The video below showcases one of our festivals from 2021 and features an interview with our co-founder, Khothatso.
We don’t only share our books at Book Festivals. We go anywhere we are invited and anywhere we can find groups of children. So far this has included distributing to orphanages and after-school programmes, amongst others. Special events at which books are given out are described here.
We also don’t only share our own storybooks with children. We will distribute any book that we feel is suitable for the context, is in an accessible language, is interesting, fun, and useful. We have distributed books created by Ntate Octovious Pheku from the Family Art & Literacy Centre in Maseru, South African Book Dash books, as well books donated by the African Library Project based in the USA.
Some of our stories, and other translations thereof, are up on the African Storybook website. This project, of which we were the Lesotho hub for three years, aims to provide free access to stories in indigenous African languages to children across the continent.

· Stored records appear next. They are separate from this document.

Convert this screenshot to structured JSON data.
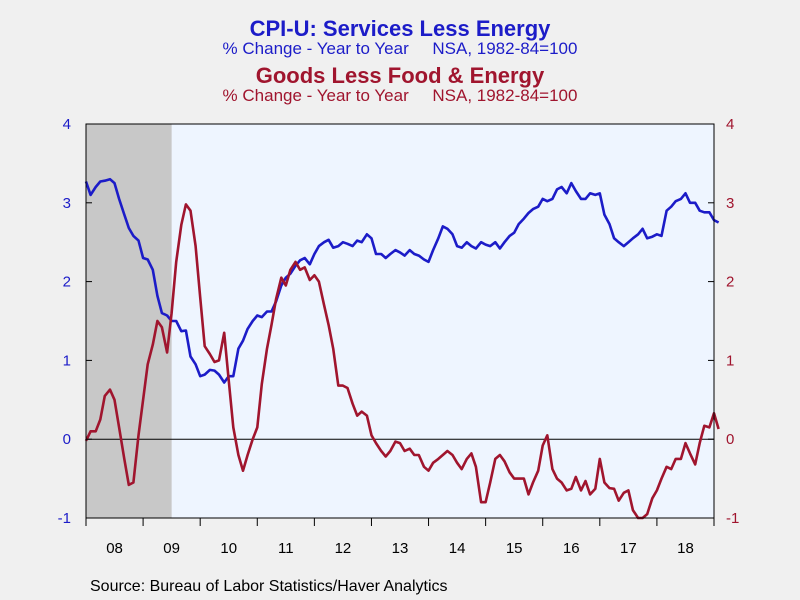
{
  "chart_data": {
    "type": "line",
    "titles": [
      {
        "title": "CPI-U: Services Less Energy",
        "subtitle": "% Change - Year to Year     NSA, 1982-84=100",
        "color": "#1c1cc8"
      },
      {
        "title": "Goods Less Food & Energy",
        "subtitle": "% Change - Year to Year     NSA, 1982-84=100",
        "color": "#a0152e"
      }
    ],
    "x_ticks": [
      "08",
      "09",
      "10",
      "11",
      "12",
      "13",
      "14",
      "15",
      "16",
      "17",
      "18"
    ],
    "x_range": [
      2008.0,
      2019.0
    ],
    "y_left": {
      "range": [
        -1,
        4
      ],
      "ticks": [
        "-1",
        "0",
        "1",
        "2",
        "3",
        "4"
      ],
      "color": "#1c1cc8"
    },
    "y_right": {
      "range": [
        -1,
        4
      ],
      "ticks": [
        "-1",
        "0",
        "1",
        "2",
        "3",
        "4"
      ],
      "color": "#a0152e"
    },
    "recession_shading": [
      2008.0,
      2009.5
    ],
    "zero_line": 0,
    "series": [
      {
        "color": "#1c1cc8",
        "points": [
          [
            2008.0,
            3.27
          ],
          [
            2008.08,
            3.1
          ],
          [
            2008.17,
            3.2
          ],
          [
            2008.25,
            3.27
          ],
          [
            2008.33,
            3.28
          ],
          [
            2008.42,
            3.3
          ],
          [
            2008.5,
            3.25
          ],
          [
            2008.58,
            3.05
          ],
          [
            2008.67,
            2.85
          ],
          [
            2008.75,
            2.68
          ],
          [
            2008.83,
            2.58
          ],
          [
            2008.92,
            2.52
          ],
          [
            2009.0,
            2.3
          ],
          [
            2009.08,
            2.28
          ],
          [
            2009.17,
            2.15
          ],
          [
            2009.25,
            1.82
          ],
          [
            2009.33,
            1.6
          ],
          [
            2009.42,
            1.57
          ],
          [
            2009.5,
            1.5
          ],
          [
            2009.58,
            1.5
          ],
          [
            2009.67,
            1.37
          ],
          [
            2009.75,
            1.38
          ],
          [
            2009.83,
            1.05
          ],
          [
            2009.92,
            0.95
          ],
          [
            2010.0,
            0.8
          ],
          [
            2010.08,
            0.82
          ],
          [
            2010.17,
            0.88
          ],
          [
            2010.25,
            0.87
          ],
          [
            2010.33,
            0.82
          ],
          [
            2010.42,
            0.72
          ],
          [
            2010.5,
            0.8
          ],
          [
            2010.58,
            0.8
          ],
          [
            2010.67,
            1.15
          ],
          [
            2010.75,
            1.25
          ],
          [
            2010.83,
            1.4
          ],
          [
            2010.92,
            1.5
          ],
          [
            2011.0,
            1.57
          ],
          [
            2011.08,
            1.55
          ],
          [
            2011.17,
            1.62
          ],
          [
            2011.25,
            1.62
          ],
          [
            2011.33,
            1.75
          ],
          [
            2011.42,
            1.95
          ],
          [
            2011.5,
            2.05
          ],
          [
            2011.58,
            2.1
          ],
          [
            2011.67,
            2.2
          ],
          [
            2011.75,
            2.27
          ],
          [
            2011.83,
            2.3
          ],
          [
            2011.92,
            2.22
          ],
          [
            2012.0,
            2.35
          ],
          [
            2012.08,
            2.45
          ],
          [
            2012.17,
            2.5
          ],
          [
            2012.25,
            2.53
          ],
          [
            2012.33,
            2.43
          ],
          [
            2012.42,
            2.45
          ],
          [
            2012.5,
            2.5
          ],
          [
            2012.58,
            2.48
          ],
          [
            2012.67,
            2.45
          ],
          [
            2012.75,
            2.52
          ],
          [
            2012.83,
            2.5
          ],
          [
            2012.92,
            2.6
          ],
          [
            2013.0,
            2.55
          ],
          [
            2013.08,
            2.35
          ],
          [
            2013.17,
            2.35
          ],
          [
            2013.25,
            2.3
          ],
          [
            2013.33,
            2.35
          ],
          [
            2013.42,
            2.4
          ],
          [
            2013.5,
            2.37
          ],
          [
            2013.58,
            2.33
          ],
          [
            2013.67,
            2.4
          ],
          [
            2013.75,
            2.35
          ],
          [
            2013.83,
            2.33
          ],
          [
            2013.92,
            2.28
          ],
          [
            2014.0,
            2.25
          ],
          [
            2014.08,
            2.4
          ],
          [
            2014.17,
            2.55
          ],
          [
            2014.25,
            2.7
          ],
          [
            2014.33,
            2.67
          ],
          [
            2014.42,
            2.6
          ],
          [
            2014.5,
            2.45
          ],
          [
            2014.58,
            2.43
          ],
          [
            2014.67,
            2.5
          ],
          [
            2014.75,
            2.45
          ],
          [
            2014.83,
            2.42
          ],
          [
            2014.92,
            2.5
          ],
          [
            2015.0,
            2.47
          ],
          [
            2015.08,
            2.45
          ],
          [
            2015.17,
            2.5
          ],
          [
            2015.25,
            2.42
          ],
          [
            2015.33,
            2.5
          ],
          [
            2015.42,
            2.58
          ],
          [
            2015.5,
            2.62
          ],
          [
            2015.58,
            2.73
          ],
          [
            2015.67,
            2.8
          ],
          [
            2015.75,
            2.87
          ],
          [
            2015.83,
            2.92
          ],
          [
            2015.92,
            2.95
          ],
          [
            2016.0,
            3.05
          ],
          [
            2016.08,
            3.02
          ],
          [
            2016.17,
            3.05
          ],
          [
            2016.25,
            3.17
          ],
          [
            2016.33,
            3.2
          ],
          [
            2016.42,
            3.12
          ],
          [
            2016.5,
            3.25
          ],
          [
            2016.58,
            3.15
          ],
          [
            2016.67,
            3.05
          ],
          [
            2016.75,
            3.05
          ],
          [
            2016.83,
            3.12
          ],
          [
            2016.92,
            3.1
          ],
          [
            2017.0,
            3.12
          ],
          [
            2017.08,
            2.85
          ],
          [
            2017.17,
            2.73
          ],
          [
            2017.25,
            2.55
          ],
          [
            2017.33,
            2.5
          ],
          [
            2017.42,
            2.45
          ],
          [
            2017.5,
            2.5
          ],
          [
            2017.58,
            2.55
          ],
          [
            2017.67,
            2.6
          ],
          [
            2017.75,
            2.67
          ],
          [
            2017.83,
            2.55
          ],
          [
            2017.92,
            2.57
          ],
          [
            2018.0,
            2.6
          ],
          [
            2018.08,
            2.58
          ],
          [
            2018.17,
            2.9
          ],
          [
            2018.25,
            2.95
          ],
          [
            2018.33,
            3.02
          ],
          [
            2018.42,
            3.05
          ],
          [
            2018.5,
            3.12
          ],
          [
            2018.58,
            3.0
          ],
          [
            2018.67,
            3.0
          ],
          [
            2018.75,
            2.9
          ],
          [
            2018.83,
            2.88
          ],
          [
            2018.92,
            2.88
          ],
          [
            2019.0,
            2.78
          ],
          [
            2019.08,
            2.75
          ]
        ]
      },
      {
        "color": "#a0152e",
        "points": [
          [
            2008.0,
            -0.02
          ],
          [
            2008.08,
            0.1
          ],
          [
            2008.17,
            0.1
          ],
          [
            2008.25,
            0.25
          ],
          [
            2008.33,
            0.55
          ],
          [
            2008.42,
            0.63
          ],
          [
            2008.5,
            0.5
          ],
          [
            2008.58,
            0.15
          ],
          [
            2008.67,
            -0.25
          ],
          [
            2008.75,
            -0.58
          ],
          [
            2008.83,
            -0.55
          ],
          [
            2008.92,
            0.05
          ],
          [
            2009.0,
            0.5
          ],
          [
            2009.08,
            0.95
          ],
          [
            2009.17,
            1.2
          ],
          [
            2009.25,
            1.5
          ],
          [
            2009.33,
            1.42
          ],
          [
            2009.42,
            1.1
          ],
          [
            2009.5,
            1.6
          ],
          [
            2009.58,
            2.25
          ],
          [
            2009.67,
            2.72
          ],
          [
            2009.75,
            2.98
          ],
          [
            2009.83,
            2.9
          ],
          [
            2009.92,
            2.45
          ],
          [
            2010.0,
            1.8
          ],
          [
            2010.08,
            1.18
          ],
          [
            2010.17,
            1.08
          ],
          [
            2010.25,
            0.98
          ],
          [
            2010.33,
            1.0
          ],
          [
            2010.42,
            1.35
          ],
          [
            2010.5,
            0.75
          ],
          [
            2010.58,
            0.15
          ],
          [
            2010.67,
            -0.2
          ],
          [
            2010.75,
            -0.4
          ],
          [
            2010.83,
            -0.2
          ],
          [
            2010.92,
            0.0
          ],
          [
            2011.0,
            0.15
          ],
          [
            2011.08,
            0.7
          ],
          [
            2011.17,
            1.15
          ],
          [
            2011.25,
            1.45
          ],
          [
            2011.33,
            1.78
          ],
          [
            2011.42,
            2.05
          ],
          [
            2011.5,
            1.95
          ],
          [
            2011.58,
            2.15
          ],
          [
            2011.67,
            2.25
          ],
          [
            2011.75,
            2.15
          ],
          [
            2011.83,
            2.18
          ],
          [
            2011.92,
            2.02
          ],
          [
            2012.0,
            2.08
          ],
          [
            2012.08,
            2.0
          ],
          [
            2012.17,
            1.7
          ],
          [
            2012.25,
            1.45
          ],
          [
            2012.33,
            1.15
          ],
          [
            2012.42,
            0.68
          ],
          [
            2012.5,
            0.68
          ],
          [
            2012.58,
            0.65
          ],
          [
            2012.67,
            0.45
          ],
          [
            2012.75,
            0.3
          ],
          [
            2012.83,
            0.35
          ],
          [
            2012.92,
            0.3
          ],
          [
            2013.0,
            0.05
          ],
          [
            2013.08,
            -0.05
          ],
          [
            2013.17,
            -0.15
          ],
          [
            2013.25,
            -0.22
          ],
          [
            2013.33,
            -0.15
          ],
          [
            2013.42,
            -0.03
          ],
          [
            2013.5,
            -0.05
          ],
          [
            2013.58,
            -0.15
          ],
          [
            2013.67,
            -0.12
          ],
          [
            2013.75,
            -0.2
          ],
          [
            2013.83,
            -0.2
          ],
          [
            2013.92,
            -0.35
          ],
          [
            2014.0,
            -0.4
          ],
          [
            2014.08,
            -0.3
          ],
          [
            2014.17,
            -0.25
          ],
          [
            2014.25,
            -0.2
          ],
          [
            2014.33,
            -0.15
          ],
          [
            2014.42,
            -0.2
          ],
          [
            2014.5,
            -0.3
          ],
          [
            2014.58,
            -0.38
          ],
          [
            2014.67,
            -0.25
          ],
          [
            2014.75,
            -0.18
          ],
          [
            2014.83,
            -0.35
          ],
          [
            2014.92,
            -0.8
          ],
          [
            2015.0,
            -0.8
          ],
          [
            2015.08,
            -0.55
          ],
          [
            2015.17,
            -0.25
          ],
          [
            2015.25,
            -0.2
          ],
          [
            2015.33,
            -0.28
          ],
          [
            2015.42,
            -0.42
          ],
          [
            2015.5,
            -0.5
          ],
          [
            2015.58,
            -0.5
          ],
          [
            2015.67,
            -0.5
          ],
          [
            2015.75,
            -0.7
          ],
          [
            2015.83,
            -0.55
          ],
          [
            2015.92,
            -0.4
          ],
          [
            2016.0,
            -0.08
          ],
          [
            2016.08,
            0.05
          ],
          [
            2016.17,
            -0.38
          ],
          [
            2016.25,
            -0.5
          ],
          [
            2016.33,
            -0.55
          ],
          [
            2016.42,
            -0.65
          ],
          [
            2016.5,
            -0.63
          ],
          [
            2016.58,
            -0.48
          ],
          [
            2016.67,
            -0.65
          ],
          [
            2016.75,
            -0.53
          ],
          [
            2016.83,
            -0.7
          ],
          [
            2016.92,
            -0.63
          ],
          [
            2017.0,
            -0.25
          ],
          [
            2017.08,
            -0.55
          ],
          [
            2017.17,
            -0.62
          ],
          [
            2017.25,
            -0.63
          ],
          [
            2017.33,
            -0.78
          ],
          [
            2017.42,
            -0.68
          ],
          [
            2017.5,
            -0.65
          ],
          [
            2017.58,
            -0.9
          ],
          [
            2017.67,
            -1.0
          ],
          [
            2017.75,
            -1.0
          ],
          [
            2017.83,
            -0.95
          ],
          [
            2017.92,
            -0.75
          ],
          [
            2018.0,
            -0.65
          ],
          [
            2018.08,
            -0.5
          ],
          [
            2018.17,
            -0.35
          ],
          [
            2018.25,
            -0.38
          ],
          [
            2018.33,
            -0.25
          ],
          [
            2018.42,
            -0.25
          ],
          [
            2018.5,
            -0.05
          ],
          [
            2018.58,
            -0.18
          ],
          [
            2018.67,
            -0.32
          ],
          [
            2018.75,
            -0.05
          ],
          [
            2018.83,
            0.17
          ],
          [
            2018.92,
            0.15
          ],
          [
            2019.0,
            0.33
          ],
          [
            2019.08,
            0.13
          ]
        ]
      }
    ],
    "source": "Source:  Bureau of Labor Statistics/Haver Analytics"
  }
}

We are deeply grateful to our Paleng Angels for their vital role in distribution, through festivals and other avenues.
Work With Adults
Although we focus on working with children in the library and at Book Festivals, we also work with adults in specific ways:
- We run detailed, multi-day teachers’ workshops focusing on the use of our picture storybooks in Primary school classrooms.
- We demonstrate to teachers how a story can be read to children and how dramatisation and other activities around the story are useful.
- We run story creation workshops with adults and children to promote literacy development.
- We help other schools and centres set up in-house libraries.